Ich persönlich habe ernste Zweifel daran, dass Varian Wrynn und Jaina Prachtmeer jemals eine Beziehung über dem diplomatischen Status hinaus eingehen werden. Dafür hängen sie noch viel zu sehr ihren früheren Partnern nach. Abgesehen davon hätte das keinerlei Vorteile für die Allianz. Dadurch, dass Jaina Prachtmeer Theramore verliert, hat sie lediglich noch die Nordwacht als Besitz. Dieser Vorposten im südlichen Brachland hat aber für sich allein gesehen keine strategische Bedeutung mehr für die Allianz.

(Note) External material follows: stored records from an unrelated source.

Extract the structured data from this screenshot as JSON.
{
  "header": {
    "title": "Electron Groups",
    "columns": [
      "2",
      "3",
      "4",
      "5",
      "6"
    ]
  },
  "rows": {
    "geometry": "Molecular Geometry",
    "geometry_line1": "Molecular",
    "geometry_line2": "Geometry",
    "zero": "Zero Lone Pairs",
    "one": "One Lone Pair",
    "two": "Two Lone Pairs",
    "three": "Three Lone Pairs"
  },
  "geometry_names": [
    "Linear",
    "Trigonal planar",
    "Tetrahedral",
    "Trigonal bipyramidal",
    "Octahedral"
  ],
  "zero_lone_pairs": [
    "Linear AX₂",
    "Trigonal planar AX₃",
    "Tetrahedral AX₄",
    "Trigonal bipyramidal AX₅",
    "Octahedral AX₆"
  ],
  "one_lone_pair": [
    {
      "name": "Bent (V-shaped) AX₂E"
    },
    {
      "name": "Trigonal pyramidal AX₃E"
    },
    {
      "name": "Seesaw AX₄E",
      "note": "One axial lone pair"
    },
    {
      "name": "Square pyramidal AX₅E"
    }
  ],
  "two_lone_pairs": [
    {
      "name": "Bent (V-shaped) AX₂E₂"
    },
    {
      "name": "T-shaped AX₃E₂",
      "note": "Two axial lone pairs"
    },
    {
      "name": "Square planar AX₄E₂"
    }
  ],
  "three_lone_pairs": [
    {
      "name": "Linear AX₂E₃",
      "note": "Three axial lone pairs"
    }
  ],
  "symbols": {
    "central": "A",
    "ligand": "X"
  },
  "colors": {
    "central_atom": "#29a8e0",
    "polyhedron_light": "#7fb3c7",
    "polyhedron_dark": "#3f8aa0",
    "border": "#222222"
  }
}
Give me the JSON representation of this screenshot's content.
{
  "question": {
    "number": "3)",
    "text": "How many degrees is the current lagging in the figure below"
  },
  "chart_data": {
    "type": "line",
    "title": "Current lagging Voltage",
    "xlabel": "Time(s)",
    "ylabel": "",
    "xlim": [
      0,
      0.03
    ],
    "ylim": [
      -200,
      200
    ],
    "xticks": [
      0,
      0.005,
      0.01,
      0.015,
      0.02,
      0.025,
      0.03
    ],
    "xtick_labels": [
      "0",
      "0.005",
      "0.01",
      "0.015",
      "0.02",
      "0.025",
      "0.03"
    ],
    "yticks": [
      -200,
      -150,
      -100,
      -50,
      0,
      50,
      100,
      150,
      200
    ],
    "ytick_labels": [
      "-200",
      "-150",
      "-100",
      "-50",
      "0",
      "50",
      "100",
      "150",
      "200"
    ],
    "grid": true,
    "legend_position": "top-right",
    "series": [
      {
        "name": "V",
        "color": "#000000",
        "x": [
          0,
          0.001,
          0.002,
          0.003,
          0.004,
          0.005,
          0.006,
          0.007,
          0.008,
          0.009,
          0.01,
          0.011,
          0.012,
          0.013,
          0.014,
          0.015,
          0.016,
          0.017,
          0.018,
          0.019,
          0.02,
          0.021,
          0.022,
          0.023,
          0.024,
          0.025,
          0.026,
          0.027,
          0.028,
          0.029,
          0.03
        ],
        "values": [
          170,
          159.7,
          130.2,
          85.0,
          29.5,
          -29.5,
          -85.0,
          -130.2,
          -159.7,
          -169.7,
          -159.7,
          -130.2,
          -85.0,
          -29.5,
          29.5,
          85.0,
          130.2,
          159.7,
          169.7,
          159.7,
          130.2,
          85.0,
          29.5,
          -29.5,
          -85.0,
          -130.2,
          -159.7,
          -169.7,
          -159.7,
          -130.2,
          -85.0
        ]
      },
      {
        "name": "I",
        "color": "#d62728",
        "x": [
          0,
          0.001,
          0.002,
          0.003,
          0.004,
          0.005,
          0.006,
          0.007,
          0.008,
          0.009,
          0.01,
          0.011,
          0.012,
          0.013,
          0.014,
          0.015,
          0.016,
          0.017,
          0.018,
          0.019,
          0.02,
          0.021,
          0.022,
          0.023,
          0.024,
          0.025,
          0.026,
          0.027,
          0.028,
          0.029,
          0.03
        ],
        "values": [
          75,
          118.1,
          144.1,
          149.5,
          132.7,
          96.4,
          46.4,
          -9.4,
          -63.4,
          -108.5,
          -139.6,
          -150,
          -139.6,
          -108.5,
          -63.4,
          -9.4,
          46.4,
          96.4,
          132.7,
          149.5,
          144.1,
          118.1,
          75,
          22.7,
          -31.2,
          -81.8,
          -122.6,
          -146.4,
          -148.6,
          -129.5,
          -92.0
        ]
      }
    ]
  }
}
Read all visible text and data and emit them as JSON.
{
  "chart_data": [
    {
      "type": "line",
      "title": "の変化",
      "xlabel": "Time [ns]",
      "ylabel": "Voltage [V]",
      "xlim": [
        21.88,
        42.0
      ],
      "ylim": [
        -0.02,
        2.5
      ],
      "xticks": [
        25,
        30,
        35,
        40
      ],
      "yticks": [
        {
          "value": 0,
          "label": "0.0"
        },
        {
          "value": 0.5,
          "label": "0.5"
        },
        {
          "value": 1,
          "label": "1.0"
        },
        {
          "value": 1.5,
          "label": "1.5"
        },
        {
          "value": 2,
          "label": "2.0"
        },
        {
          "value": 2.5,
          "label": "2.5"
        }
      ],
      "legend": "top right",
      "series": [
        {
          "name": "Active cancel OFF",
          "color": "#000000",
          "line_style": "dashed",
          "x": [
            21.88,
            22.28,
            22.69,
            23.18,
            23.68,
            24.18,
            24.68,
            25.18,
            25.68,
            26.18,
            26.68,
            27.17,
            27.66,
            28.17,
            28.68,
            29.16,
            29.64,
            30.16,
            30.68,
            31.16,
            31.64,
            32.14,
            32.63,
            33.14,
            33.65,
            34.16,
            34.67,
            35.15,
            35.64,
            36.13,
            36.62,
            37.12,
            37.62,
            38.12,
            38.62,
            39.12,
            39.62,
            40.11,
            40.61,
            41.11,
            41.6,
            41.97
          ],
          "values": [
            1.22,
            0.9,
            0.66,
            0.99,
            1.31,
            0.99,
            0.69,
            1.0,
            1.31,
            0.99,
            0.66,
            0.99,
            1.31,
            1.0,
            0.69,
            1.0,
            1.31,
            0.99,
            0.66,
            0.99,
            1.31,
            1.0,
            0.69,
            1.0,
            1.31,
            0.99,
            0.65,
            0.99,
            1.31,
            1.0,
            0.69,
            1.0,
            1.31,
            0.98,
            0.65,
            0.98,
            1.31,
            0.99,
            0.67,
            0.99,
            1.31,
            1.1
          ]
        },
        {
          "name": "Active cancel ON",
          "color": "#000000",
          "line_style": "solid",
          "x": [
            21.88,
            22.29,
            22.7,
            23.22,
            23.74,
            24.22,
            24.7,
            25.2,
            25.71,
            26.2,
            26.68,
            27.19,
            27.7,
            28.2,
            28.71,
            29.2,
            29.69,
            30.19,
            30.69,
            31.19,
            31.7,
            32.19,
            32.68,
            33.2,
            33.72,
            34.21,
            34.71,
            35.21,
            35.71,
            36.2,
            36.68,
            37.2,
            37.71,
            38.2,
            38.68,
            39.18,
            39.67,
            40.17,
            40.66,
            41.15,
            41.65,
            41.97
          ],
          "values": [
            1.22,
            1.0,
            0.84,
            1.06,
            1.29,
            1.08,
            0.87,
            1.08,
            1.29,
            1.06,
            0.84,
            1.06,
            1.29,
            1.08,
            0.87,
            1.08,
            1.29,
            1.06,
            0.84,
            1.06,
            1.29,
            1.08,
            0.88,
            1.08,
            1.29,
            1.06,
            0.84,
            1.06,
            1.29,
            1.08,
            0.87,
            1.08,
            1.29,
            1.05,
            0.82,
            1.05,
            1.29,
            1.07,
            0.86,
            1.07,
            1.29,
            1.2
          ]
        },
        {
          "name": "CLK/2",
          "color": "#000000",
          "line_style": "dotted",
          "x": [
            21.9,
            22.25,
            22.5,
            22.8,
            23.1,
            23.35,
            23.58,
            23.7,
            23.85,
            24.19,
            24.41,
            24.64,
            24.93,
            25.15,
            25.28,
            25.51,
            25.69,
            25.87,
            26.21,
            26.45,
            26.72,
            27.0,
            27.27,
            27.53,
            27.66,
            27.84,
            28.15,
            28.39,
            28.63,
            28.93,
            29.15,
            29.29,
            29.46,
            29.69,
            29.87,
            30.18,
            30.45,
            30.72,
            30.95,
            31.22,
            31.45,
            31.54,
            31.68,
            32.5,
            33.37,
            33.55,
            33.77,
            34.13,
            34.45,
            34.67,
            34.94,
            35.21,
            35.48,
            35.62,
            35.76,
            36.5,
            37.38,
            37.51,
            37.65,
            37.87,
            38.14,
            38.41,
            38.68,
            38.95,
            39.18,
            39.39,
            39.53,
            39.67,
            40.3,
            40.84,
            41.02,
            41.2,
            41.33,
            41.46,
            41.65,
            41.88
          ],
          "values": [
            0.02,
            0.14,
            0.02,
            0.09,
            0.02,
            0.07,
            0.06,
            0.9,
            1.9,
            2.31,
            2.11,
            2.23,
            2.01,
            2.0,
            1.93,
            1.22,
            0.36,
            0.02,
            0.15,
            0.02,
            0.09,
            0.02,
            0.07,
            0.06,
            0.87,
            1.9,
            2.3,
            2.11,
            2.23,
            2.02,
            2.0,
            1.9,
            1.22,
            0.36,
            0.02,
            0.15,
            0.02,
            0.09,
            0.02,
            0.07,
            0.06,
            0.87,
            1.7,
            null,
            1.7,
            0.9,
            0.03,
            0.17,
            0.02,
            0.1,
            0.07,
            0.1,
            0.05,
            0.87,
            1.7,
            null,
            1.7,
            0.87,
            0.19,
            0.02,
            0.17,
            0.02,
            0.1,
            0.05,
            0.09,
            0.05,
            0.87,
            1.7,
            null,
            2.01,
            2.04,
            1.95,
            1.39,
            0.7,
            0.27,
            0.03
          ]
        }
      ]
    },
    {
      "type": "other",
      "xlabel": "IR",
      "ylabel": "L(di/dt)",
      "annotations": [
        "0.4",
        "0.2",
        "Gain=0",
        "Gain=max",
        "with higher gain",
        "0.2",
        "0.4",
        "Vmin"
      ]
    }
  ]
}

Was sollte es also der Allianz bringen, wenn die Beiden möglicherweise eine Ehe oder ein eheähnliches Verhältnis eingehen? Zumal bereits bekannt ist, dass Prinz Anduin Wrynn das neue, gute Gewissen der Allianz werden wird. Diese Spekulationen halte ich persönlich für ausgeschlossen. 
Im Übrigen lässt Jaina sich ihre Haare nicht weiß färben. Ihre Haare werden weiß vor Kummer und Wut.

Die Frage nach dem neuen Kriegshäuptling der Horde steht ja schon seit einiger Zeit im Raum. Dass Vol'jin den einen großen Nachteil hat, kein Orc zu sein, spielt dabei überhaupt keine Rolle. Schon vor Garrosh Höllschrei kam Cairne Bluthuf als neuer Kriegshäuptling der Horde in Frage. Thrall hatte sich ja bekanntermaßen nur für Garrosh entschieden, weil der seiner Meinung nach die Bedürfnisse der Horde zum jetzigen Zeitpunkt besser erfüllt als der friedliche Cairne. Dass Garrosh ein Orc ist, hat bei der Entscheidung überhaupt keine Rolle gespielt. Trotzdem glaube ich auch nicht an Vol'jin. Dafür ist der Troll einfach zu wenig in Erscheinung getreten. Ich denke, wir werden im Laufe von MoP einen Protagonisten vorgestellt bekommen, der in Frage kommt für die Rolle. Oder Blizzard hebt sich die Entscheidung eines neuen Kriegshäuptlings auf. Nirgendwo steht geschrieben, dass die Horde zwangsweise einen einenden Anführer braucht, schon gar nicht mit den Entwicklungen in MoP im Hintergrund.


----------



## Rasgaar (12. August 2012)

BalianTorres schrieb:


> Vol'jin wird eher geringe Chancen haben zum Kriegshäuptling ernannt zu werden.
> Er erfüllt nämlich ein entscheidendes Kriterium nicht. Er ist kein Orc.
> Tippe daher eher auf Aggra oder Varok.



Also Aggra kannst du schon mal wegstreichen. Da Verwette ich mein linkes Ei, dass die sicher nicht Kriegshäuptling wird.
Mit dem Braten im Ofen hat sie dann erstmal ganz andere Sorgen...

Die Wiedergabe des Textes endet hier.